Santo Domingo Norte., Durante más de 73 años, la cárcel del Distrito Municipal La Victoria fue el principal motor económico de la comunidad, generando sustento para decenas de comerciantes y vendedores informales que dependían del flujo constante de visitantes, empleados penitenciarios y suplidores.
Colmados, comedores, bancas de lotería y puestos de comida crecieron alrededor del recinto carcelario, convirtiéndose en el medio de vida de familias que, en muchos casos, heredaron estos negocios de generación en generación. Sin embargo, la decisión del cierre técnico del penal y trasladar a los reclusos al Centro Correccional de Las Parras, en el municipio de Guerra, provocara una drástica reducción de la actividad comercial en la zona.

Comerciantes consultados aseguran que desde que se anunció que La Victoria dejaría de recibir privados de libertad, las ventas han caído de manera significativa. Algunos afirman que sus ingresos se han reducido a más del 50 %, obligándolos a recortar personal, cerrar temporalmente o buscar nuevas fuentes de ingreso para poder sostener a sus familias.

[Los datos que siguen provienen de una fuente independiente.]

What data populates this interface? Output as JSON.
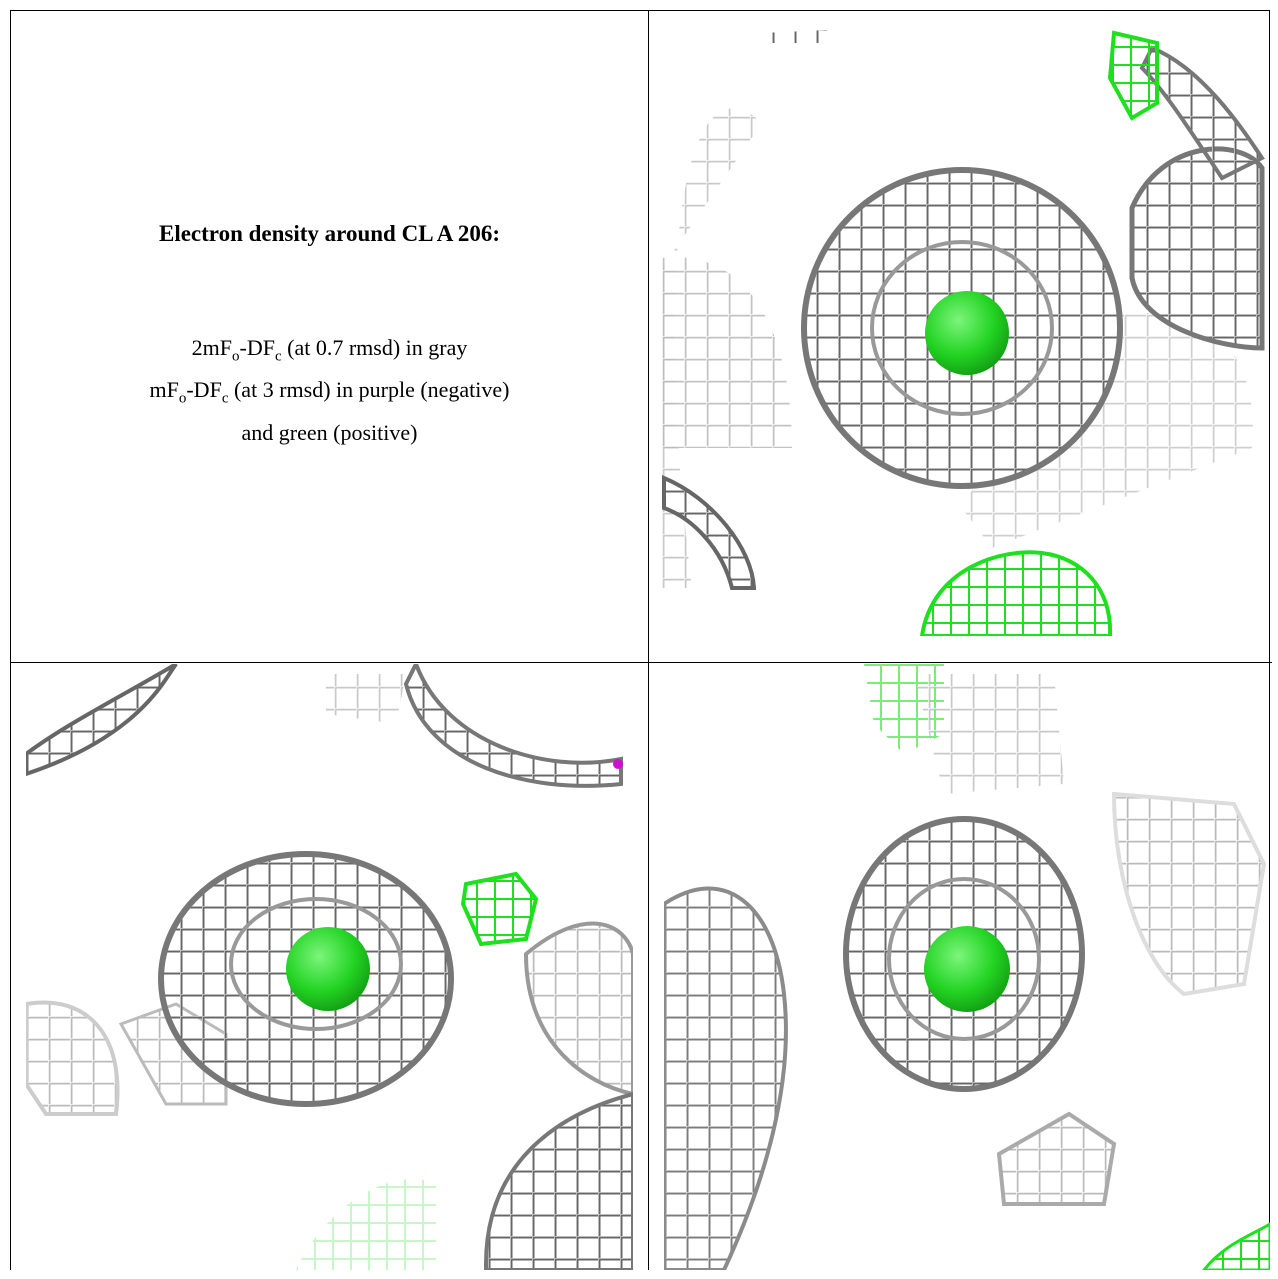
{
  "text_panel": {
    "title": "Electron density around CL A 206:",
    "lines": [
      {
        "parts": [
          "2mF",
          "o",
          "-DF",
          "c",
          " (at 0.7 rmsd) in gray"
        ]
      },
      {
        "parts": [
          "mF",
          "o",
          "-DF",
          "c",
          " (at 3 rmsd) in purple (negative)"
        ]
      },
      {
        "parts": [
          "and green (positive)"
        ]
      }
    ]
  }
}
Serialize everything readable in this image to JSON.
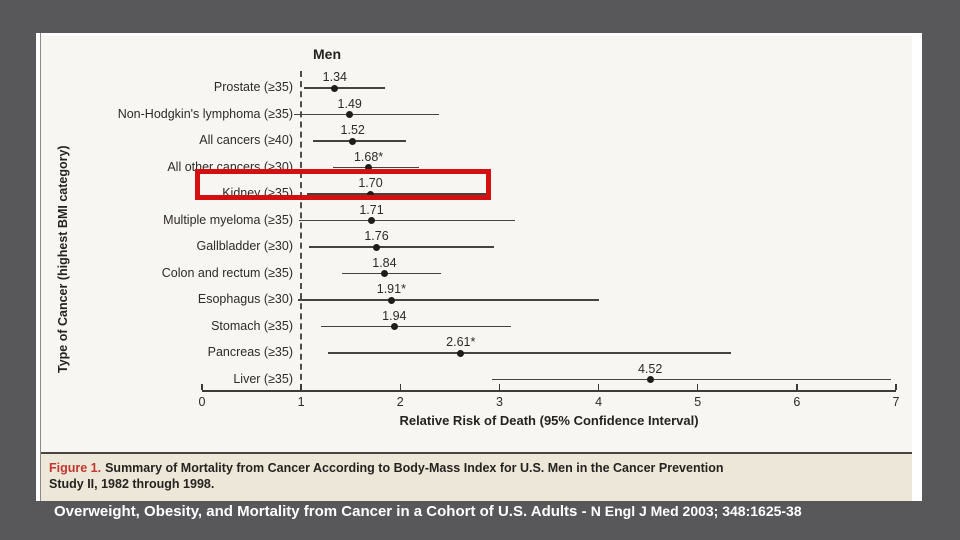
{
  "colors": {
    "background": "#58585a",
    "chart_background": "#f7f6f3",
    "caption_background": "#ede7da",
    "highlight_red": "#d40f0f",
    "caption_label_red": "#c2372e",
    "ink": "#26231f",
    "footer_text": "#ffffff"
  },
  "chart_data": {
    "type": "scatter",
    "variant": "forest-plot",
    "group_header": "Men",
    "xlabel": "Relative Risk of Death (95% Confidence Interval)",
    "ylabel": "Type of Cancer (highest BMI category)",
    "xlim": [
      0,
      7
    ],
    "xticks": [
      0,
      1,
      2,
      3,
      4,
      5,
      6,
      7
    ],
    "reference_line_x": 1,
    "grid": false,
    "rows": [
      {
        "label": "Prostate (≥35)",
        "rr": 1.34,
        "rr_label": "1.34",
        "ci": [
          1.03,
          1.85
        ],
        "highlighted": false
      },
      {
        "label": "Non-Hodgkin's lymphoma (≥35)",
        "rr": 1.49,
        "rr_label": "1.49",
        "ci": [
          0.93,
          2.39
        ],
        "highlighted": false
      },
      {
        "label": "All cancers (≥40)",
        "rr": 1.52,
        "rr_label": "1.52",
        "ci": [
          1.12,
          2.06
        ],
        "highlighted": false
      },
      {
        "label": "All other cancers (≥30)",
        "rr": 1.68,
        "rr_label": "1.68*",
        "ci": [
          1.32,
          2.19
        ],
        "highlighted": false
      },
      {
        "label": "Kidney (≥35)",
        "rr": 1.7,
        "rr_label": "1.70",
        "ci": [
          1.06,
          2.92
        ],
        "highlighted": true
      },
      {
        "label": "Multiple myeloma (≥35)",
        "rr": 1.71,
        "rr_label": "1.71",
        "ci": [
          0.98,
          3.16
        ],
        "highlighted": false
      },
      {
        "label": "Gallbladder (≥30)",
        "rr": 1.76,
        "rr_label": "1.76",
        "ci": [
          1.08,
          2.95
        ],
        "highlighted": false
      },
      {
        "label": "Colon and rectum (≥35)",
        "rr": 1.84,
        "rr_label": "1.84",
        "ci": [
          1.41,
          2.41
        ],
        "highlighted": false
      },
      {
        "label": "Esophagus (≥30)",
        "rr": 1.91,
        "rr_label": "1.91*",
        "ci": [
          0.97,
          4.0
        ],
        "highlighted": false
      },
      {
        "label": "Stomach (≥35)",
        "rr": 1.94,
        "rr_label": "1.94",
        "ci": [
          1.2,
          3.12
        ],
        "highlighted": false
      },
      {
        "label": "Pancreas (≥35)",
        "rr": 2.61,
        "rr_label": "2.61*",
        "ci": [
          1.27,
          5.34
        ],
        "highlighted": false
      },
      {
        "label": "Liver (≥35)",
        "rr": 4.52,
        "rr_label": "4.52",
        "ci": [
          2.93,
          6.95
        ],
        "highlighted": false
      }
    ]
  },
  "figure_caption": {
    "label": "Figure 1.",
    "line1": "Summary of Mortality from Cancer According to Body-Mass Index for U.S. Men in the Cancer Prevention",
    "line2": "Study II, 1982 through 1998."
  },
  "footer": {
    "title": "Overweight, Obesity, and Mortality from Cancer in a Cohort of U.S. Adults",
    "separator": " - ",
    "reference": "N Engl J Med 2003; 348:1625-38"
  }
}
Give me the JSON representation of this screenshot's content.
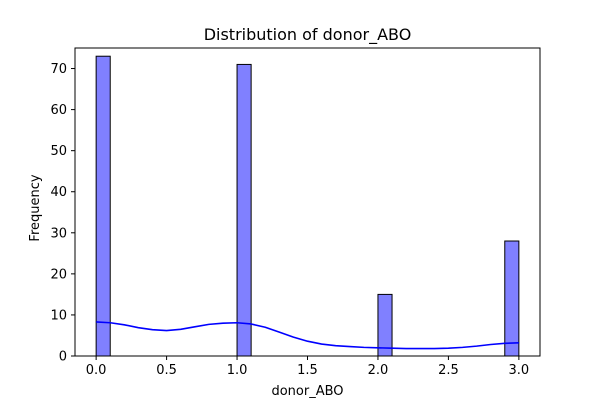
{
  "chart_data": {
    "type": "bar",
    "title": "Distribution of donor_ABO",
    "xlabel": "donor_ABO",
    "ylabel": "Frequency",
    "xlim": [
      -0.15,
      3.15
    ],
    "ylim": [
      0,
      75
    ],
    "xticks": [
      0.0,
      0.5,
      1.0,
      1.5,
      2.0,
      2.5,
      3.0
    ],
    "xtick_labels": [
      "0.0",
      "0.5",
      "1.0",
      "1.5",
      "2.0",
      "2.5",
      "3.0"
    ],
    "yticks": [
      0,
      10,
      20,
      30,
      40,
      50,
      60,
      70
    ],
    "ytick_labels": [
      "0",
      "10",
      "20",
      "30",
      "40",
      "50",
      "60",
      "70"
    ],
    "bins": [
      {
        "x0": 0.0,
        "x1": 0.1,
        "value": 73
      },
      {
        "x0": 1.0,
        "x1": 1.1,
        "value": 71
      },
      {
        "x0": 2.0,
        "x1": 2.1,
        "value": 15
      },
      {
        "x0": 2.9,
        "x1": 3.0,
        "value": 28
      }
    ],
    "kde": {
      "x": [
        0.0,
        0.1,
        0.2,
        0.3,
        0.4,
        0.5,
        0.6,
        0.7,
        0.8,
        0.9,
        1.0,
        1.1,
        1.2,
        1.3,
        1.4,
        1.5,
        1.6,
        1.7,
        1.8,
        1.9,
        2.0,
        2.1,
        2.2,
        2.3,
        2.4,
        2.5,
        2.6,
        2.7,
        2.8,
        2.9,
        3.0
      ],
      "y": [
        8.3,
        8.1,
        7.6,
        6.9,
        6.4,
        6.2,
        6.5,
        7.1,
        7.7,
        8.0,
        8.1,
        7.8,
        7.0,
        5.8,
        4.6,
        3.6,
        2.9,
        2.5,
        2.3,
        2.1,
        2.0,
        1.9,
        1.8,
        1.8,
        1.8,
        1.9,
        2.1,
        2.4,
        2.8,
        3.1,
        3.2
      ]
    },
    "colors": {
      "bar_fill": "#8080ff",
      "bar_edge": "#000000",
      "kde_line": "#0000ff"
    },
    "grid": false,
    "legend": "none"
  }
}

Aunque reconocen la necesidad de mejorar el sistema penitenciario nacional y trasladar a los reclusos a instalaciones más modernas, los comerciantes entienden que el cierre debió ir acompañado de programas de apoyo económico, capacitación o alternativas productivas para las personas que dependían directamente de la cárcel.
Actualmente, las calles cercanas al antiguo recinto penitenciario lucen con poco movimiento, marcando el fin de una etapa histórica para La Victoria y dejando en incertidumbre a decenas de familias que por más de siete décadas encontraron en la cárcel su principal fuente de ingresos.